Week 7: Reader Blogging

In the chapter “Andy Warhol: The Producer as Author”, David James presented the trajectory of Andy Warhol’s career as he transitioned from being a significant figure in pop art culture to emerging as a notable and distinctive filmmaker in the realm of Avant-Garde cinema. James commenced by pointing out the iconic characteristics of Warhol’s films— “the simultaneous interrogation and exploitation of the media and the meditation on the elusiveness of the un-media-ted presence”—and tracing their origins back to his earlier paintings (James, 58). Warhol’s paintings represented a fusion of art and advertisement and could be even considered as “components of his own marketing strategies in the art business” (James, 59). Furthermore, Warhol constructed his works in a manner that was “virtually independent of a real human body or personality” as he often “reinscribed the artifice of the public image” (James, 60-61). At the same time, he opposed the conventional understanding and approach to grant authenticity to the artists.

With his eccentric but unique perspective of art and the fame and wealth he has garnered through his artistic endeavors, Warhol began his career as a filmmaker in the 1960s. James pointed out that “a general distinction between an early Warhol and a late Warhol can be elaborated in both formal and biographical terms” (James, 63). Warhol’s cinematic works progressively assimilated to the Hollywood cinema marked by the evolution of technological components towards greater sophistication, the transition from small-scale showcases to public exhibitions, and a shift in the films’ form toward a narrative-driven structure. “Two most polemically opposed modes of production of the time—the underground and the industry” got blended and further unified in Warhol’s films (James, 63). Inevitably, the discrepancy between his creations and the contemporary Avant-Garde films and “lacked any Brechtian engagement with the political functions of the mass media” aroused criticism from the underground (James, 66). In terms of dissecting Warhol’s films, James argued that “what distinguishes Warhol from his predecessors and successors is his disinterest in moral or narrative inflection”—he drew no boundaries between high art and street art, and the mainstream and underground (James, 67).

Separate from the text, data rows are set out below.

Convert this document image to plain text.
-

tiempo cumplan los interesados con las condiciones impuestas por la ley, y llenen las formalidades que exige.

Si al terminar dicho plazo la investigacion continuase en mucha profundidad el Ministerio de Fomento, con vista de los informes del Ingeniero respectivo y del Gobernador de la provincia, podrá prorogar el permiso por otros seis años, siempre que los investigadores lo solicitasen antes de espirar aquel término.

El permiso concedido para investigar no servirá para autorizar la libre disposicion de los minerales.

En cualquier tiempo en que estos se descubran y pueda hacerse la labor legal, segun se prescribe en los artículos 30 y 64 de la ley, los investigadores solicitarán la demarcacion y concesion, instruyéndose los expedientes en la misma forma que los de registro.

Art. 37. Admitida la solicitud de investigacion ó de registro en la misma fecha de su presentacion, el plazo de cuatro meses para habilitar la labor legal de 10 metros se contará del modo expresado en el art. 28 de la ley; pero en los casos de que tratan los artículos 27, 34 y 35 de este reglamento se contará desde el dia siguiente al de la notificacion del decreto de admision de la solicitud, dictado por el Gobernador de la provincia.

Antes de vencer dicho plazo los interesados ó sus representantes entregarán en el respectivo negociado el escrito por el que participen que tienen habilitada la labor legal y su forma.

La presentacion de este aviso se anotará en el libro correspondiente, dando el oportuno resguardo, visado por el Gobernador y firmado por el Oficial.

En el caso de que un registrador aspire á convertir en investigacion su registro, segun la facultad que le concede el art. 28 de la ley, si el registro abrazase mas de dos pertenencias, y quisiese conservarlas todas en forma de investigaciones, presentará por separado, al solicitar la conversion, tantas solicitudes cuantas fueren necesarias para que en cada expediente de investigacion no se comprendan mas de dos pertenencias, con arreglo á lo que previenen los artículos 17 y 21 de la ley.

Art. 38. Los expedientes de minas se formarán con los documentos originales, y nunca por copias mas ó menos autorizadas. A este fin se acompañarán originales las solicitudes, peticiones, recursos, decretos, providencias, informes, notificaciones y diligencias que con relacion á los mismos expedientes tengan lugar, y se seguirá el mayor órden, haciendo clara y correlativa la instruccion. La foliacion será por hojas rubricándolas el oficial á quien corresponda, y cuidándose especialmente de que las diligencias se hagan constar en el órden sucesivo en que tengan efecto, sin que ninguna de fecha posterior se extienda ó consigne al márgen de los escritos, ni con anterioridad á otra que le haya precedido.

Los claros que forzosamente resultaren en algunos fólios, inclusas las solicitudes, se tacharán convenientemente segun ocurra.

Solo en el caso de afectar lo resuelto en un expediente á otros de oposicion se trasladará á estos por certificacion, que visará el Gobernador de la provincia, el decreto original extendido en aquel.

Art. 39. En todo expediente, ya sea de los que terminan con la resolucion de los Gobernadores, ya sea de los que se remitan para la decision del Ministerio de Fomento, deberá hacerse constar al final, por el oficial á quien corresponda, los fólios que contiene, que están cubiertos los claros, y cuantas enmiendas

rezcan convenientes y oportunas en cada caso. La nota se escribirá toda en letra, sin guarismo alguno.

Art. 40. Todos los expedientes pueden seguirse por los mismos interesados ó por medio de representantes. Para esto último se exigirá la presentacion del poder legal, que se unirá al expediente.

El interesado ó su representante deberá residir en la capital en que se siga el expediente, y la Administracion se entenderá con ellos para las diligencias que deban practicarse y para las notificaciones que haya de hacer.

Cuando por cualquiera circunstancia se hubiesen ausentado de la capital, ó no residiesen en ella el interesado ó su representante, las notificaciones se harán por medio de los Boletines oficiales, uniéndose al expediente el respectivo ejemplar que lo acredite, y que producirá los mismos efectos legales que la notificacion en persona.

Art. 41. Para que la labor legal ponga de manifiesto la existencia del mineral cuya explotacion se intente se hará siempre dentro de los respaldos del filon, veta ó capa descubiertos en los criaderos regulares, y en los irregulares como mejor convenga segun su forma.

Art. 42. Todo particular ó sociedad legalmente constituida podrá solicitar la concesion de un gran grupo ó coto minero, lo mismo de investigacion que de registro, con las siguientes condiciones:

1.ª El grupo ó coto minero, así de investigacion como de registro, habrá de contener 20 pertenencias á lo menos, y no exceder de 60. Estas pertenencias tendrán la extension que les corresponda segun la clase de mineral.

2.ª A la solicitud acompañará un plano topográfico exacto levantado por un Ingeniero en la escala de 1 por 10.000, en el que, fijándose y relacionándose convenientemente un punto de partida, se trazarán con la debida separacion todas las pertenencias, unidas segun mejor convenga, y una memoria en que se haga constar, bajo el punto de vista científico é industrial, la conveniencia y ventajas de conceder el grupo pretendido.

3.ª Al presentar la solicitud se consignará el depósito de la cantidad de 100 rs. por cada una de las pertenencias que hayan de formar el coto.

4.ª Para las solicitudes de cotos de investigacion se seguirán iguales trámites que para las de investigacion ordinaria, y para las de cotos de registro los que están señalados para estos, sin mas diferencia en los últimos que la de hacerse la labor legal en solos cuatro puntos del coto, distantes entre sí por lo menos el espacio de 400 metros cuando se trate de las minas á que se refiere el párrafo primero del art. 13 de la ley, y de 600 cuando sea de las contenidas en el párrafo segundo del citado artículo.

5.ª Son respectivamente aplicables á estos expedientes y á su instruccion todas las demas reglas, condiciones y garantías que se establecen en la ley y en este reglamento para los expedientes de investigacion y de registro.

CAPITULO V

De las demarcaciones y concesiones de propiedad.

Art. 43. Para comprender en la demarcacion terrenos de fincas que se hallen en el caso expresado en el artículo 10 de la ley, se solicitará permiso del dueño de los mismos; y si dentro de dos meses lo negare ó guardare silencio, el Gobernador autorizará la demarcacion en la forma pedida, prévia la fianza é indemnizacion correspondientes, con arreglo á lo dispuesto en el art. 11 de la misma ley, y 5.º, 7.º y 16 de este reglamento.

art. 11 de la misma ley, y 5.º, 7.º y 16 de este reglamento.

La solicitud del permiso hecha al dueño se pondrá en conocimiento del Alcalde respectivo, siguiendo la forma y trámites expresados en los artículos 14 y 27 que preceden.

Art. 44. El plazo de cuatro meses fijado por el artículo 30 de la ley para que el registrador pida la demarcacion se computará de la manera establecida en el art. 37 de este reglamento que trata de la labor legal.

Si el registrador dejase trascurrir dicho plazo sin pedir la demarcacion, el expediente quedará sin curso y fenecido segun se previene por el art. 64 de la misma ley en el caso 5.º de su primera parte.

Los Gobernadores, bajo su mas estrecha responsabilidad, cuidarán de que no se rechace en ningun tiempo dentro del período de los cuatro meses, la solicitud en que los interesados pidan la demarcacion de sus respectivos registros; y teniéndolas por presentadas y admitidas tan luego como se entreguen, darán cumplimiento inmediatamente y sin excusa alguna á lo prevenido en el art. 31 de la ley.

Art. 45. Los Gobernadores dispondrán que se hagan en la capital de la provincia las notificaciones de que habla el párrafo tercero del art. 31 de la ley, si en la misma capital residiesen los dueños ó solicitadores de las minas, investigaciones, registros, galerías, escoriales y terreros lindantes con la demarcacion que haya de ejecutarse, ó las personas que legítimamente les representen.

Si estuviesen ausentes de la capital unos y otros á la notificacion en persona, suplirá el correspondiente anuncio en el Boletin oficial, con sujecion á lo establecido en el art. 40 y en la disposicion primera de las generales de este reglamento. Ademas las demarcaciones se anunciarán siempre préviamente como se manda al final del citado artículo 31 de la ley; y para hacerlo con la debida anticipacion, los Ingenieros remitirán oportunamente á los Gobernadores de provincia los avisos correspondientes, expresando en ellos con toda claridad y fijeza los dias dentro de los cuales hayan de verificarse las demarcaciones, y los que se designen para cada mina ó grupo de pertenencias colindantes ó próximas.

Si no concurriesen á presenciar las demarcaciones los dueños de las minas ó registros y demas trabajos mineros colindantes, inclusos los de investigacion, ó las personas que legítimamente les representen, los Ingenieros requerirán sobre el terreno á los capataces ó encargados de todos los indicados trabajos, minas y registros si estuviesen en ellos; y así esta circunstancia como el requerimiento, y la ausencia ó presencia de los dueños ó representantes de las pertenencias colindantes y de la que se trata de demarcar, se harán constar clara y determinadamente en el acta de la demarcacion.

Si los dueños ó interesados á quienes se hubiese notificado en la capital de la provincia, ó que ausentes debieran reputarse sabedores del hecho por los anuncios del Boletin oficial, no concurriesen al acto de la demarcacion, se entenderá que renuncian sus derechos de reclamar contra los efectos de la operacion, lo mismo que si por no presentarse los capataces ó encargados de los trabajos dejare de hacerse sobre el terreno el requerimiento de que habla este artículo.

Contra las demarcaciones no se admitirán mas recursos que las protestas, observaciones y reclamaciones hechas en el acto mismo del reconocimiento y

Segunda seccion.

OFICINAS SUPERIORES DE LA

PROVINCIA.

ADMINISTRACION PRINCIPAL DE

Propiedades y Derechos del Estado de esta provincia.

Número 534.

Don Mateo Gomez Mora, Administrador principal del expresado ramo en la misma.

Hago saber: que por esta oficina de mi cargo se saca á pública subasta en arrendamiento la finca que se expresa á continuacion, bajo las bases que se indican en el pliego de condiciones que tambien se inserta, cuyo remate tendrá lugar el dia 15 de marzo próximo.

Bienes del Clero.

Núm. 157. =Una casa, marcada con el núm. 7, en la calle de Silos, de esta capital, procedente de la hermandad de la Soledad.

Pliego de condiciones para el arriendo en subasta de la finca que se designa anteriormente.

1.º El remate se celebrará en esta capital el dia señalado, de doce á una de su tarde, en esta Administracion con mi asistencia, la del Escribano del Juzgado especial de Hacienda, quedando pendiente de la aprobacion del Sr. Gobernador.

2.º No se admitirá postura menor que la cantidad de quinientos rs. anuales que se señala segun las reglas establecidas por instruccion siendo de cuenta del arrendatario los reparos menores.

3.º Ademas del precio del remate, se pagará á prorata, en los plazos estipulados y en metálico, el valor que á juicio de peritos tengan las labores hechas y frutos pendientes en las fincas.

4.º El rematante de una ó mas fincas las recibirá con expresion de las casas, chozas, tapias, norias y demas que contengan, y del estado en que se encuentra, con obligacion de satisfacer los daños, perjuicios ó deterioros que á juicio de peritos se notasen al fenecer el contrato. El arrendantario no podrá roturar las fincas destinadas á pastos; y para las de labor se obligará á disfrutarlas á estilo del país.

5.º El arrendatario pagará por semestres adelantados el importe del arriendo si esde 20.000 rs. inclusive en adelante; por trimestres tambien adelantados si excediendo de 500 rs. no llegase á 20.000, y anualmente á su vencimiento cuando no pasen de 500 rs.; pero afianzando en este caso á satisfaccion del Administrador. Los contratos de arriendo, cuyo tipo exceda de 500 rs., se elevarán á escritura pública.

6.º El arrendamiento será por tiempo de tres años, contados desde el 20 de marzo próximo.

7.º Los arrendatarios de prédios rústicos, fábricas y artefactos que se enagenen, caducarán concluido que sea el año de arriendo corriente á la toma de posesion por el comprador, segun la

James then went on to delve into three major themes Warhol tried to address in his works—“an investigation of the process of being photographed and of being made the object of film; the construction and fragmentation of artificial selves by means of roles appropriated from film history or metaphorically related in some other way to Hollywood; the representation of exhibitionism and spectatorship in the narratives of feature films which themselves approach Hollywood’s formal and economic terrain” and analyzed how these themes manifested in various Warhol’s famous works such as The Chelsea Girls (1966, Warhol)(James, 68).  

I perceive this article as an introductory, expository essay on Andy Warhol as James wrote in a relatively loose structure. The major takeaway for me is that different from lots of experimental filmmakers, Warhol didn’t resist mainstream art/cinema—in fact, he embraced the idea of commodity and popularity and often mingled them with his works. My questions arising from this article are: (1) James mentioned that Warhol began to delegate a substantial portion of responsibility to others in the production of some late films (James, 64). Wouldn’t this be in contrast with Camper’s idea that “an experimental film is created by one person, or occasionally a small group collectively” (Camper, 2)? What were some responses from the underground filmmaker community? (2) James described Warhol’s cinema as “his is thus a meta-cinema, an inquiry into the mechanisms of the inscription of the individual into the apparatus and into the way such inscription has been historically organized” (James, 68). How should we interpret the sentence?